As her grandson read over the poems to decide which one to take, an African American woman about my age said she couldn’t read without her glasses, and so I read her Lucille Clifton’s poem, with the last line, “come celebrate with me that everyday something has tried to kill me and has failed.” She said, “I like that poem, I’ll take that” (photos 7 & 8).
A family who I overheard speaking Spanish, had been eyeing the poems from afar, but hadn’t come closer to read any of them. I told them that one of the poets was Juan Felipe Herrera, the new poet laureate of the US, and that he had migrated to California from Mexico when he was a child. The mother said to her son, “Did you hear that? He’s from Mexico and California!” She nudged her son, who said he was in the fourth grade, to read it. In a soft voice, he read the poem “Let Me Tell You What a Poem Brings” (photo 9).
The last poem I gave away was a balloon. A little white girl, about 5, in a pink t-shirt and shorts asked if she could have the pink balloon attached to the Free Poetry sign (Photo 10).
My favorite part of the poetry give away was being near children as they read the poems, close enough to feel their breath as they read, seeing the pride of those who read aloud. I was struck by how many people were drawn to the poems, and that some were surprised that they could take them with them, that they were free.
Giving out poems was my third choice of interventions. I’d thought of collecting donations for a bank in a wealthy neighborhood, or donations for anti-racism training in a white upper middle class neighborhood, but ran into barriers; upper middle class and wealthy whites gather in heavily-controlled private spaces, such as country clubs and upscale grocery stores that would never have let me ask for donations. I considered going to one of the local parks, but there’s an ordinance for the entire city that makes asking for money illegal unless you have a permit.
As I realized how constrained I was by city rules and regulations, I felt very un-free—a powerful lesson in the politics of space.
Being so close to a Halloween Fair with a haunted house, and various booths with activities and food, lessened the strangeness of my giving out free poetry. As such, the displacement was mild, gentle, and apolitical.
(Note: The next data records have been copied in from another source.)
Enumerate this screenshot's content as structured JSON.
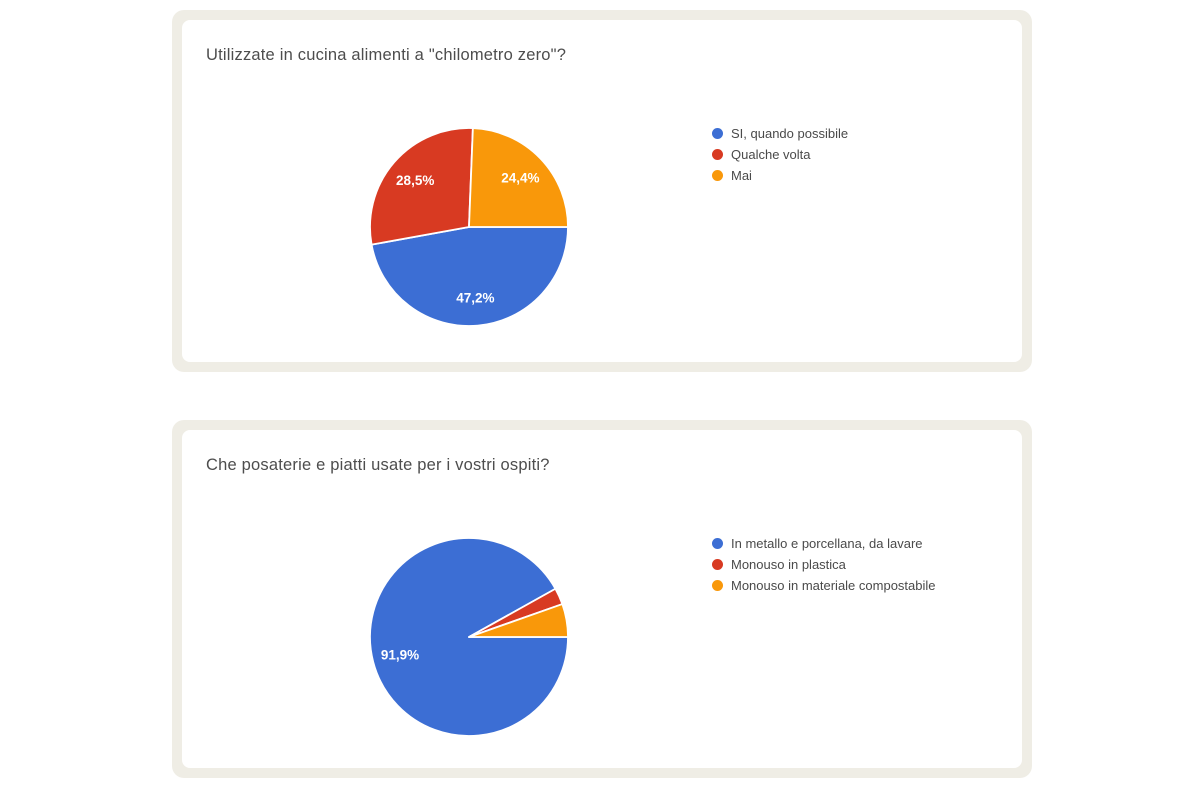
{
  "page": {
    "background_color": "#ffffff",
    "card_frame_color": "#efede5",
    "card_color": "#ffffff"
  },
  "chart_data": [
    {
      "type": "pie",
      "title": "Utilizzate in cucina alimenti a \"chilometro zero\"?",
      "legend_position": "right",
      "start_angle": "3-oclock",
      "direction": "clockwise",
      "slices": [
        {
          "label": "SI, quando possibile",
          "value_pct": 47.2,
          "display_label": "47,2%",
          "color": "#3c6ed4"
        },
        {
          "label": "Qualche volta",
          "value_pct": 28.5,
          "display_label": "28,5%",
          "color": "#d83a22"
        },
        {
          "label": "Mai",
          "value_pct": 24.4,
          "display_label": "24,4%",
          "color": "#f9980a"
        }
      ]
    },
    {
      "type": "pie",
      "title": "Che posaterie e piatti usate per i vostri ospiti?",
      "legend_position": "right",
      "start_angle": "3-oclock",
      "direction": "clockwise",
      "slices": [
        {
          "label": "In metallo e porcellana, da lavare",
          "value_pct": 91.9,
          "display_label": "91,9%",
          "color": "#3c6ed4"
        },
        {
          "label": "Monouso in plastica",
          "value_pct": 2.7,
          "display_label": "",
          "color": "#d83a22"
        },
        {
          "label": "Monouso in materiale compostabile",
          "value_pct": 5.4,
          "display_label": "",
          "color": "#f9980a"
        }
      ]
    }
  ]
}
My project was an example of an individual’s intervention in public space, and ephemeral public art. The project was a displacement of the activity of reading poetry–which usually takes place in a library, book store, at home, or in cultural and educational institutions—to a public park. The project defied market culture in that I gave away poems instead of selling them. The space was racialized, in that people at the free Halloween Fair appeared to be mostly middle and working class, and people of color. They were receptive to a white woman with greying hair giving them free poetry, including several poems that touched on race and class.
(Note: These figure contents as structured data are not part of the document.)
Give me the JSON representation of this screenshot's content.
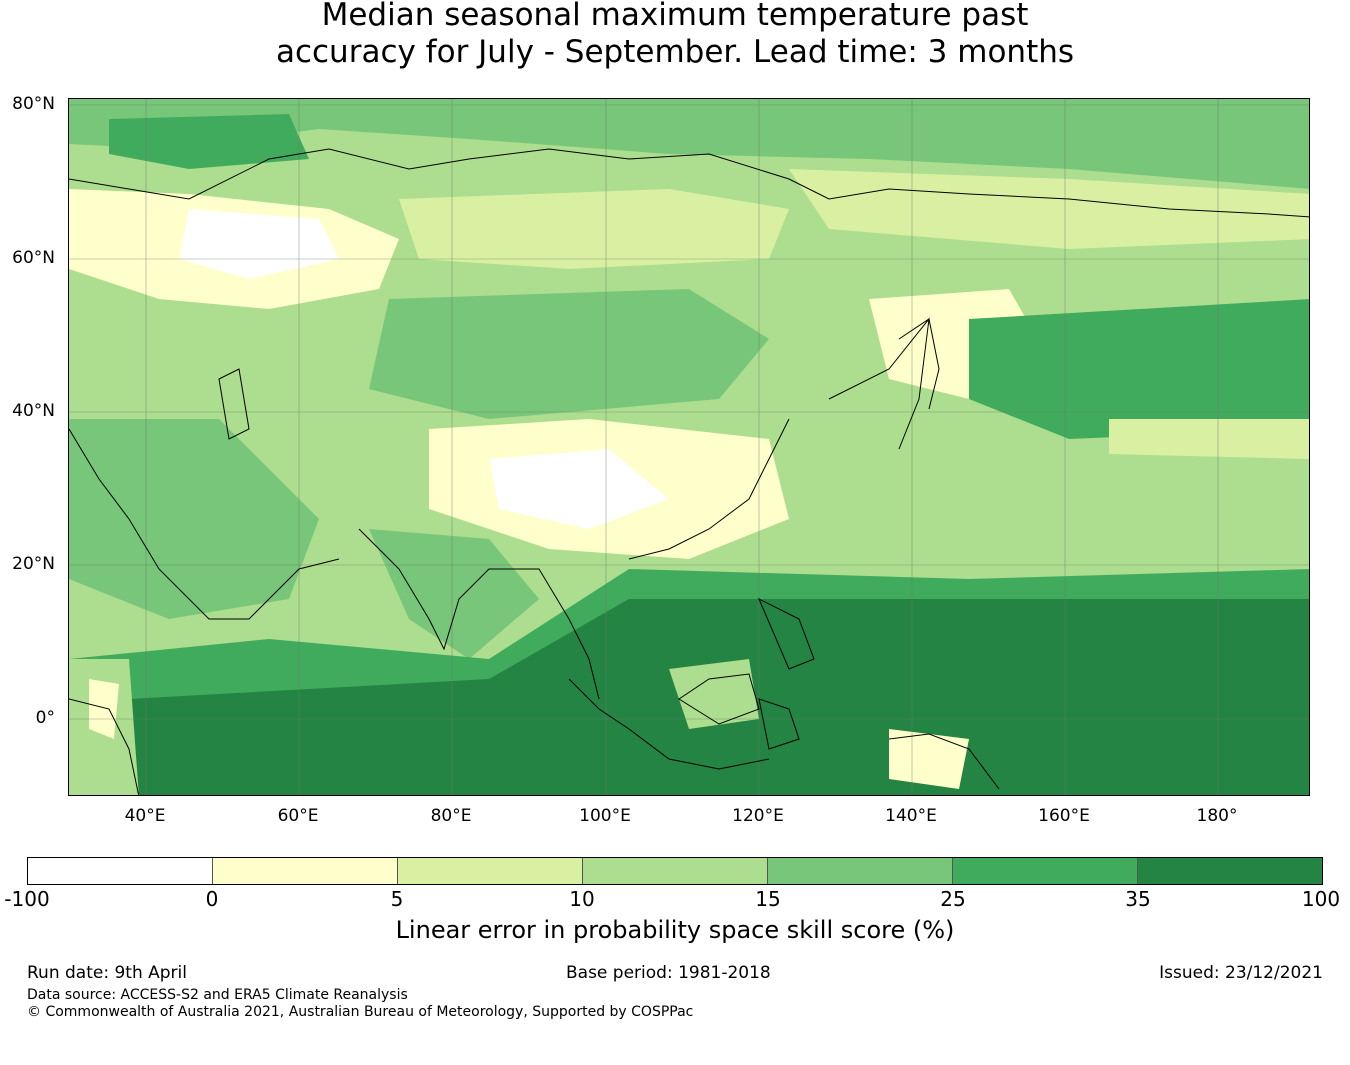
{
  "title": {
    "line1": "Median seasonal maximum temperature past",
    "line2": "accuracy for July - September. Lead time: 3 months"
  },
  "axes": {
    "lat_labels": [
      "80°N",
      "60°N",
      "40°N",
      "20°N",
      "0°"
    ],
    "lon_labels": [
      "40°E",
      "60°E",
      "80°E",
      "100°E",
      "120°E",
      "140°E",
      "160°E",
      "180°"
    ]
  },
  "colorbar": {
    "ticks": [
      "-100",
      "0",
      "5",
      "10",
      "15",
      "25",
      "35",
      "100"
    ],
    "colors": [
      "#ffffff",
      "#ffffcc",
      "#d9f0a3",
      "#addd8e",
      "#78c679",
      "#41ab5d",
      "#238443"
    ],
    "label": "Linear error in probability space skill score (%)"
  },
  "footer": {
    "run_date": "Run date: 9th April",
    "base_period": "Base period: 1981-2018",
    "issued": "Issued: 23/12/2021",
    "data_source": "Data source: ACCESS-S2 and ERA5 Climate Reanalysis",
    "copyright": "© Commonwealth of Australia 2021, Australian Bureau of Meteorology, Supported by COSPPac"
  }
}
The political nature of the project was severely constrained by the city’s rules and regulations about public activities, including art, and by the privatization of communal space for wealthier whites. I was reminded of the cage that Maria Galindo wore in her presentation at the Creative Time Summit at the Venice Biennale. I felt very constrained, not free at all in my city; the cage I’m in prevented me from asking for donations for a bank, or for anti-racism training in a white neighborhood, which would stir up considerably more discomfort and disorientation than giving away poetry did.